During the First World War, whale oil was used to make glycerin for explosives. The irony here is leviathan: huge numbers of whales were killed so that parts of them could be used to slaughter huge numbers of humans.
Other fats could be used for glycerin, but the British didn’t want to use these other edible oils because of the politics of war-time scarcity. Of course, whale oil was also eaten in the UK and across Europe, transformed into margarine. In the U.S., meanwhile, a federal effort to get Americans to eat whale during WWI was unsuccessful. Of course, by 1900, the heyday of the American whaling industry was over, out like the old sperm whale candles. But whale oils were still used in watches, sewing machines, and industrial lubricants (spermaceti oil was particular prized by the U.S. military). The British and the Norwegians dominated the early 20th century whaling industry. Factory ships took to the seas in the 1920s, peak years for slaughter. The Depression put a damper on things, but as the ’30s progressed, the killing expanded as Germany and Japan entered Antarctic waters.

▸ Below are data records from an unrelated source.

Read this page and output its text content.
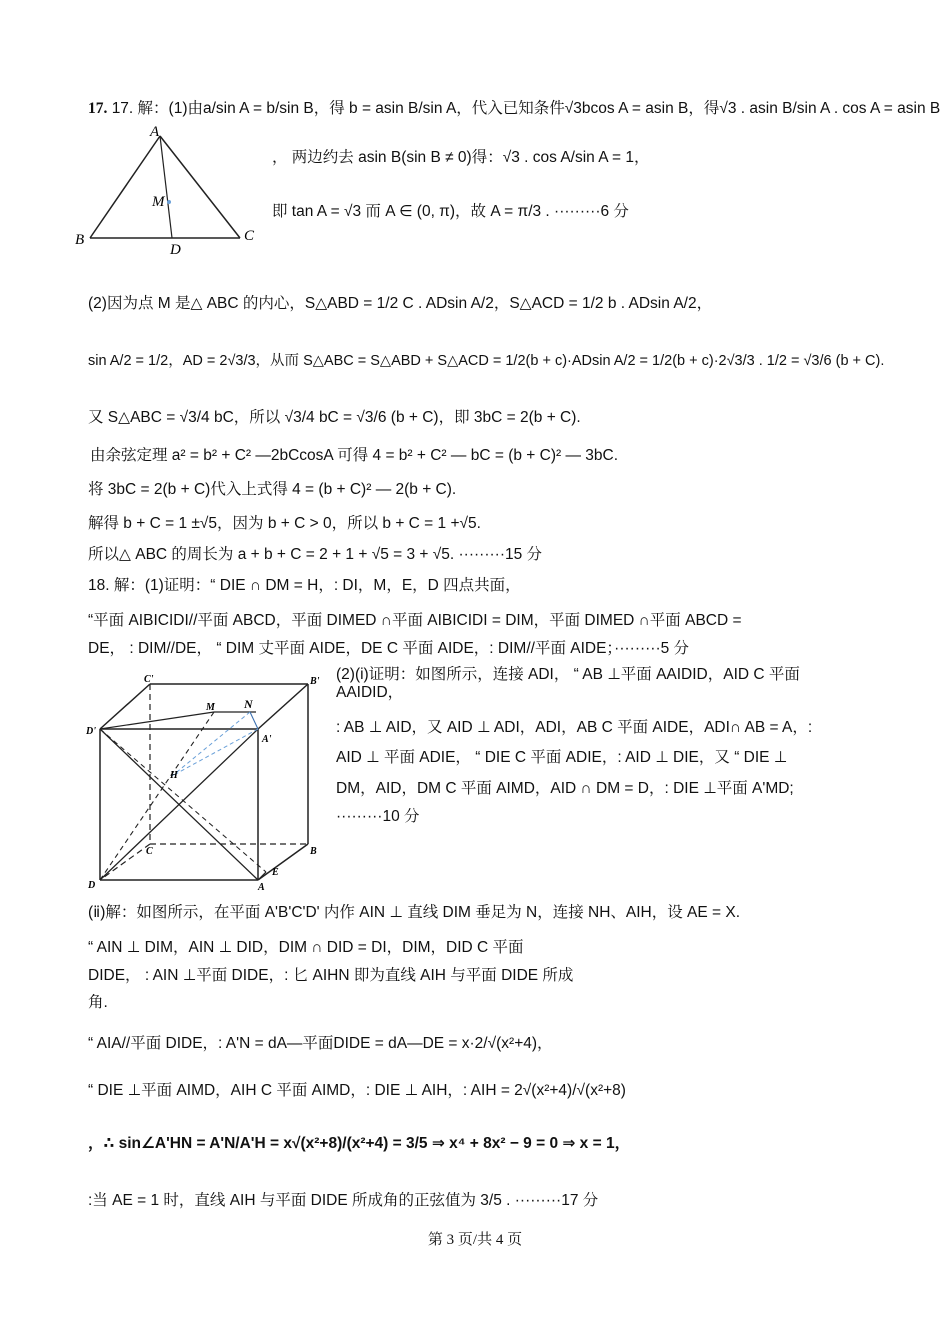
17. 17. 解：(1)由a/sin A = b/sin B，得 b = asin B/sin A，代入已知条件√3bcos A = asin B，得√3 . asin B/sin A . cos A = asin B
A
B	C
D
M
， 两边约去 asin B(sin B ≠ 0)得：√3 . cos A/sin A = 1，
即 tan A = √3 而 A ∈ (0, π)，故 A = π/3 . ·········6 分
(2)因为点 M 是△ ABC 的内心，S△ABD = 1/2 C . ADsin A/2，S△ACD = 1/2 b . ADsin A/2，
sin A/2 = 1/2，AD = 2√3/3，从而 S△ABC = S△ABD + S△ACD = 1/2(b + c)·ADsin A/2 = 1/2(b + c)·2√3/3 . 1/2 = √3/6 (b + C).
又 S△ABC = √3/4 bC，所以 √3/4 bC = √3/6 (b + C)，即 3bC = 2(b + C).
由余弦定理 a² = b² + C² —2bCcosA 可得 4 = b² + C² — bC = (b + C)² — 3bC.
将 3bC = 2(b + C)代入上式得 4 = (b + C)² — 2(b + C).
解得 b + C = 1 ±√5，因为 b + C > 0，所以 b + C = 1 +√5.
所以△ ABC 的周长为 a + b + C = 2 + 1 + √5 = 3 + √5. ·········15 分
18. 解：(1)证明：“ DIE ∩ DM = H，: DI，M，E，D 四点共面，
“平面 AIBICIDI//平面 ABCD，平面 DIMED ∩平面 AIBICIDI = DIM，平面 DIMED ∩平面 ABCD =
DE， : DIM//DE， “ DIM 丈平面 AIDE，DE C 平面 AIDE，: DIM//平面 AIDE；·········5 分
C'	B'
D'
A'
M N
H
C	B
D	A
E
(2)(i)证明：如图所示，连接 ADI， “ AB ⊥平面 AAIDID，AID C 平面
AAIDID，
: AB ⊥ AID，又 AID ⊥ ADI，ADI，AB C 平面 AIDE，ADI∩ AB = A，:
AID ⊥ 平面 ADIE， “ DIE C 平面 ADIE，: AID ⊥ DIE，又 “ DIE ⊥
DM，AID，DM C 平面 AIMD，AID ∩ DM = D，: DIE ⊥平面 A'MD;
·········10 分
(ⅱ)解：如图所示，在平面 A'B'C'D' 内作 AIN ⊥ 直线 DIM 垂足为 N，连接 NH、AIH，设 AE = X.
“ AIN ⊥ DIM，AIN ⊥ DID，DIM ∩ DID = DI，DIM，DID C 平面
DIDE， : AIN ⊥平面 DIDE，: 匕 AIHN 即为直线 AIH 与平面 DIDE 所成
角.
“ AIA//平面 DIDE，: A'N = dA—平面DIDE = dA—DE = x·2/√(x²+4)，
“ DIE ⊥平面 AIMD，AIH C 平面 AIMD，: DIE ⊥ AIH，: AIH = 2√(x²+4)/√(x²+8)
，∴ sin∠A'HN = A'N/A'H = x√(x²+8)/(x²+4) = 3/5 ⇒ x⁴ + 8x² − 9 = 0 ⇒ x = 1，
:当 AE = 1 时，直线 AIH 与平面 DIDE 所成角的正弦值为 3/5 . ·········17 分
第 3 页/共 4 页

Whales were turned into fertilizer, pet food, animal feed (for chickens, mink, and silver foxes), soap, and cosmetics. The things made out of whalebone (baleen), like corset stays, horsewhips, and back-scratchers, would eventually be phased out by fashion and petroleum’s child, plastic. At the end of the Second World War, as large parts of Europe and Asia were threatened with starvation, international organizations looked greedily to whales to provide fats and meat for the hungry.(One counter-attack: Disney’s Willie the singing whale of 1946, a Bambi of the ocean, who just wants to sing opera, but is blasted by a harpoon. I generally can’t stand Disney product, but in this case it seems to have formed a generation that grew up to “save the whales.”)
We Americans don’t have a tradition of eating whale. (I wrote about this in my other venue.) We just liked them because money could be made from them. Whale products are now illegal in the U.S., but since there was no tradition of killing whales for food outside of aboriginal populations (who were made an exception to the rule) in North America, the ban was no hardship for the great majority of us. Those are the easiest bans of all. The nations that do go against the world-trend of not eating whale — Norway, Iceland, Faroes, Japan, etc. — maintain their defiance.
I have of late been reading D. Graham Burnett’s The Sounding of the Whale: Science and Cetaceans in the Twentieth Century. It is a big book, deeply researched, about the personalities, politics, and bureaucracies of whale research and science’s often entirely too close relationship with industry. I thought reading this would be a chore, but it is in fact hard to put down.
One particularly intriguing section details how American mammalogists took a leaf from the ornithologists who’d fought to save birds from being eradicated by hunters, the fashion industry, and even the state, which paid bounties on pest species. There was an interesting sense of pessimism amongst mammalogists in the Teens and Twenties. Looking back on the great extinctions of the end of the Pleistocene, they thought mammals were on their way out. (A century later, they’d be sickened at the devastation since). Disturbing statistics from the Antarctic whale fishery only added to the gloom.
Burnett’s earlier book, Trying Levianthan, is about a curious 1818 New York legal decision that firmly declared whales to be fish. The case was fought over taxes, but it was part of a larger debate between the new field of taxonomy and common sense, which is sometimes profoundly overrated. The jury came in on the side of biblical truth, evidence be damned, and as late as 1851, Melville’s Ishmael was sure as Jonah that whales were fish, too. Did I say “as late as”? 75 years later, the Jonasistas were going strong at the Scopes trial in Tennessee, which is usually remembered as the “monkey trial” but also very much concerned with the evolution of whales, the emergence of mammals, and the return of some of them to the sea.